Dans le monde des classiques, l’authenticité, la traçabilité et la rareté déterminent la valeur plus que toute autre chose. Les 3.0 CSL d’usine sont déjà rares (seulement 167 exemplaires de certaines versions) et recherchés ; un châssis identifié comme E9/R1 — si la documentation et la concordance historique tiennent — pourrait atteindre des sommets en enchères. Le vendeur ne communique pas de prix ouvertement, préférant une appréciation sur demande : un signe classique que l’objet pourrait viser des dizaines de millions d’euros selon le marché et l’acheteur potentiel.

Questions clés à vérifier avant toute transaction

  • Authenticité des numéros : correspondance des numéros de châssis, tampons d’usine et dossiers d’entretien.
  • Provenance complète : trajectoire du véhicule depuis l’usine jusqu’au dossier actuel, factures, certificats, photos d’époque.
  • Travaux de restauration : nature, qualité, pièces utilisées (authentiques ou reproductions), documents d’atelier.
  • Palmarès compétitif : éligibilité aux grands concours et « racing pedigree » confirmés par des preuves.
  • Expertises indépendantes : rapports d’experts, attestions de maisons de vente ou de spécialistes reconnus.
  • Pourquoi E9/R1 fascine tant les collectionneurs

    Au‑delà de la rareté, E9/R1 incarne un moment charnière : la transition d’un constructeur vers une branche dédiée au sport, la naissance d’un savoir‑faire interne et la cristallisation d’une identité technique et esthétique (les appendices aérodynamiques, la recherche du rapport poids/puissance, etc.). Pour un collectionneur, posséder un tel objet, c’est non seulement acquérir une voiture, mais conserver un fragment fondateur de l’histoire automobile moderne.

    Les implications pour le marché des classiques

    La mise en vente d’un tel exemplaire — si elle se traduit par une transaction publique ou une enchère majeure — pourrait redistribuer les cartes du marché des automobilia de prestige. Les prix des références historiques se montrent souvent contagieux : la vente d’une pièce d’exception hausse ensuite automatiquement la cote des modèles connexes et suscite de nouvelles convoitises. De plus, cet événement rappelle combien la documentation et la rigueur historique restent des garde‑fous indispensables face à la spéculation.

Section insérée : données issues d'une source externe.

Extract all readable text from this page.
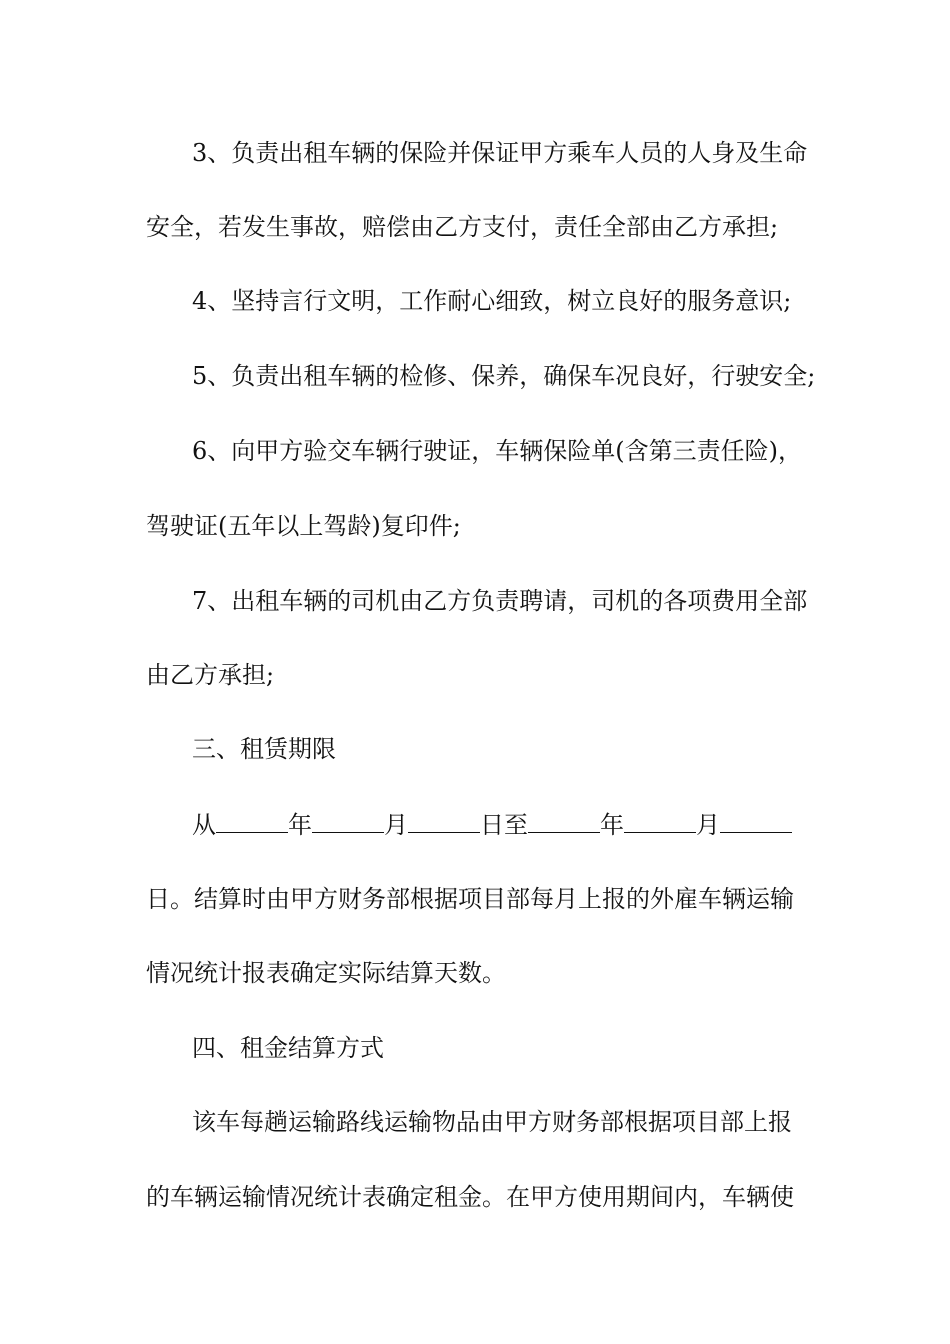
3、负责出租车辆的保险并保证甲方乘车人员的人身及生命
安全，若发生事故，赔偿由乙方支付，责任全部由乙方承担;
4、坚持言行文明，工作耐心细致，树立良好的服务意识;
5、负责出租车辆的检修、保养，确保车况良好，行驶安全;
6、向甲方验交车辆行驶证，车辆保险单(含第三责任险)，
驾驶证(五年以上驾龄)复印件;
7、出租车辆的司机由乙方负责聘请，司机的各项费用全部
由乙方承担;
三、租赁期限
从	年	月	日至	年	月
日。结算时由甲方财务部根据项目部每月上报的外雇车辆运输
情况统计报表确定实际结算天数。
四、租金结算方式
该车每趟运输路线运输物品由甲方财务部根据项目部上报
的车辆运输情况统计表确定租金。在甲方使用期间内，车辆使
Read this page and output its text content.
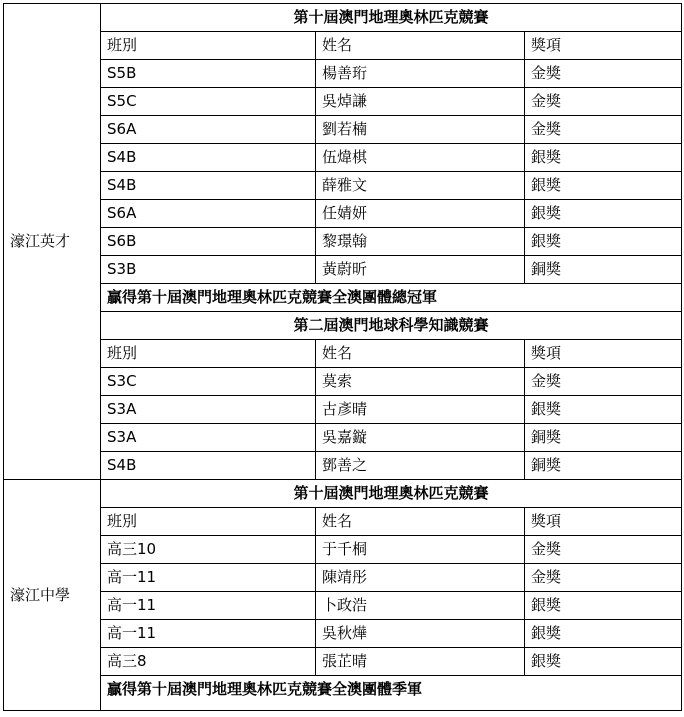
濠江英才	第十屆澳門地理奧林匹克競賽		
	班別	姓名	獎項
	S5B	楊善珩	金獎
	S5C	吳焯謙	金獎
	S6A	劉若楠	金獎
	S4B	伍煒棋	銀獎
	S4B	薛雅文	銀獎
	S6A	任婧妍	銀獎
	S6B	黎璟翰	銀獎
	S3B	黃蔚昕	銅獎
	贏得第十屆澳門地理奧林匹克競賽全澳團體總冠軍		
	第二屆澳門地球科學知識競賽		
	班別	姓名	獎項
	S3C	莫索	金獎
	S3A	古彥晴	銀獎
	S3A	吳嘉鏇	銅獎
	S4B	鄧善之	銅獎
濠江中學	第十屆澳門地理奧林匹克競賽		
	班別	姓名	獎項
	高三10	于千桐	金獎
	高一11	陳靖彤	金獎
	高一11	卜政浩	銀獎
	高一11	吳秋燁	銀獎
	高三8	張芷晴	銀獎
	贏得第十屆澳門地理奧林匹克競賽全澳團體季軍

    À suivre : vérifications et évolution de l’annonce

    Pour l’heure, l’annonce chez Dylan Miles alimente spéculations et attentes. Les confirmations ultérieures (expertises, archivage BMW, preuves photographiques, documents d’usine) seront déterminantes pour établir définitivement si E9/R1 est bien ce qu’on annonce. Si tel est le cas, nous aurons affaire à une vente qui marquera durablement l’histoire des collectionneurs BMW et du patrimoine automobile mondial — un véhicule à la fois laboratoire, champion et artefact historique.